Nedstat Basic - Free web site statistics El Juego de Ender

El Juego de Ender
Hete aquí, como Icaro, pero con las plumas pegadas con saliva.

Cierre por derribo

Weno, que el Juego de Ender termina su corto recorrido desde aquel “día extraño” en el que se fraguó. Razones y motivaciones profundas y personales, unidas a la poca disponibilidad del tiempo necesario para mantener la casa medianamente amueblada, me llevan a poner el cartel de “cerrado por derribo”. Con esto no quisiera reconocer que falto al ofrecimiento de mi primer post, en el que decía “que intentaré acercarme al ordenador cada vez que me asalten las ganas de arrancar las teclas a mordiscos”, lo que pasa es que sinceramente, últimamente no sufro de este tipo de asaltos.
Seguiré vuestras bitácoras, me encantáis, os lo digo de corazón. Admiro vuestro empuje y vuestro entusiasmo, cosa que a mi en estos momentos me falta para continuar.

Vaya mi abrazo para todos ustedes, en especial, para Martin y Vendell por supuesto, Yogurtu (lo siento neno), Jaio (algún día te mandaré la foto del cocodrilo con ojos de silicona), para Fura (al que no le agradeceré lo suficiente su magna receta de licor café), Tesuka & Desclaza, Borja, Eledhwen, Erizo, Akin, al Osito (….), y a rvr por permitir que la cosa exista.

Taloguiño.

12:04 | Ender | 3 Comentarios | #

Flores

Después de caminar durante más de cincuenta años con los ojos fijos en lugares que hasta al horizonte se le hacían lejanos, dominando ecuaciones imposibles, comprendiendo órbitas y revoluciones, y construyendo poesía, el hombre ilustre decidió bajar la cabeza, y clavar las manos en la tierra para morir tranquilo, y de su cuerpo, lentamente disuelto, nacieron bellísimas flores que exhalaban profundos aromas, y que crecían alimentadas por el sol, cuya órbita conocía el ilustrado, y por su propio cuerpo.
A escasos metros, y después de caminar durante más de cincuenta años con los ojos cerrados, ignorando todo lo que podía ser conocido, despreciando a sus semejantes, el hombre zafio decidió bajar la cabeza y clavar las manos en la tierra para morir a oscuras, y de su cuerpo, lentamente disuelto, nacieron bellísimas flores que exhalaban profundos, y que crecían alimentadas por el sol, cuya órbita desconocía el zafio, y por su propio cuerpo.

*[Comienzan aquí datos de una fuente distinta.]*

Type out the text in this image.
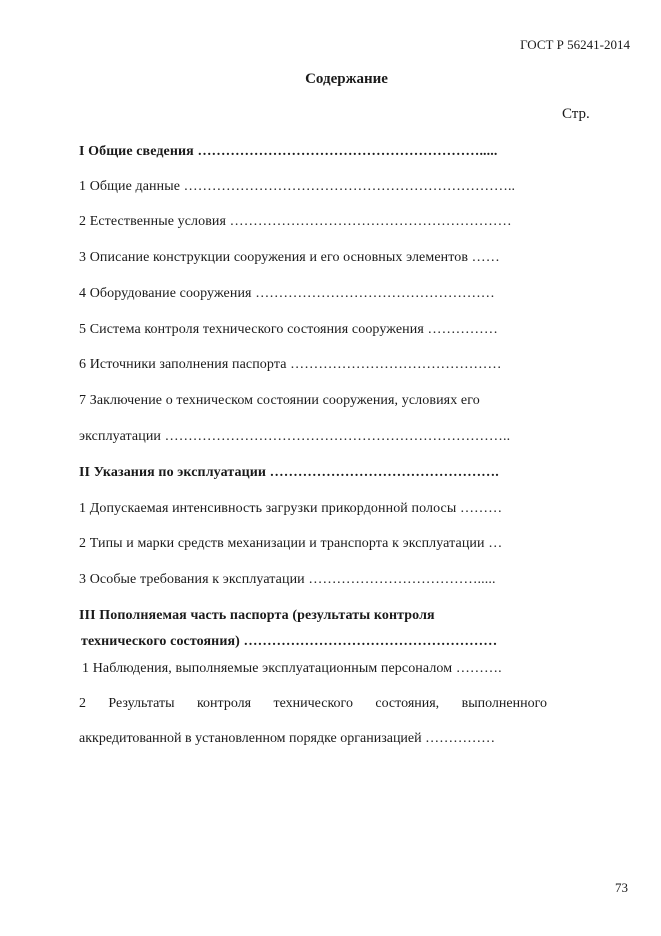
ГОСТ Р 56241-2014
Содержание
Стр.
I Общие сведения …………………………………………………….....
1 Общие данные ……………………………………………………………..
2 Естественные условия ……………………………………………………
3 Описание конструкции сооружения и его основных элементов ……
4 Оборудование сооружения ……………………………………………
5 Система контроля технического состояния сооружения ……………
6 Источники заполнения паспорта ………………………………………
7 Заключение о техническом состоянии сооружения, условиях его
эксплуатации ………………………………………………………………..
II Указания по эксплуатации ………………………………………….
1 Допускаемая интенсивность загрузки прикордонной полосы ………
2 Типы и марки средств механизации и транспорта к эксплуатации …
3 Особые требования к эксплуатации ……………………………….....
III Пополняемая часть паспорта (результаты контроля
технического состояния) ………………………………………………
1 Наблюдения, выполняемые эксплуатационным персоналом ……….
2 Результаты контроля технического состояния, выполненного аккредитованной в установленном порядке организацией ……………
73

Y formaron ramos con tan bellas flores; para adornar altares en los que coronaron príncipes, para insinuar afectos, para honrar ancestros. Y las arrojaron, cuando al mismo tiempo se marchitaron todas en una tierra donde frescas y bellas flores crecieron de nuevo.

¿Es posible, se preguntó El Creador, tanta belleza?

21:13 | Ender | 14 Comentarios | #

El desván

La casa estaba deshabitada desde hacía tiempo, pero nadie se había molestado en llevarse el mobiliario que permanecía cubierto de una densa capa de polvo sobre la que los ratones habían medio esbozado cuadros surrealistas, quizá los habían completado. No tuvo que ponerse de puntillas para verse reflejado en el espejo que estaba sobre el aparador; daba la impresión de que el tiempo lo hubiese encogido todo.

Revolviendo, encontró sus cuadernillos de Rubio en los que las letras parecían más dibujadas que escritas, mal dibujadas, y le hacían recordar cuanto tiempo habían tardado en dejarle utilizar el bolígrafo en el colegio, condenándolo al público escarnio del lápiz y la goma. Aunque él no había vuelto a por esos recuerdos.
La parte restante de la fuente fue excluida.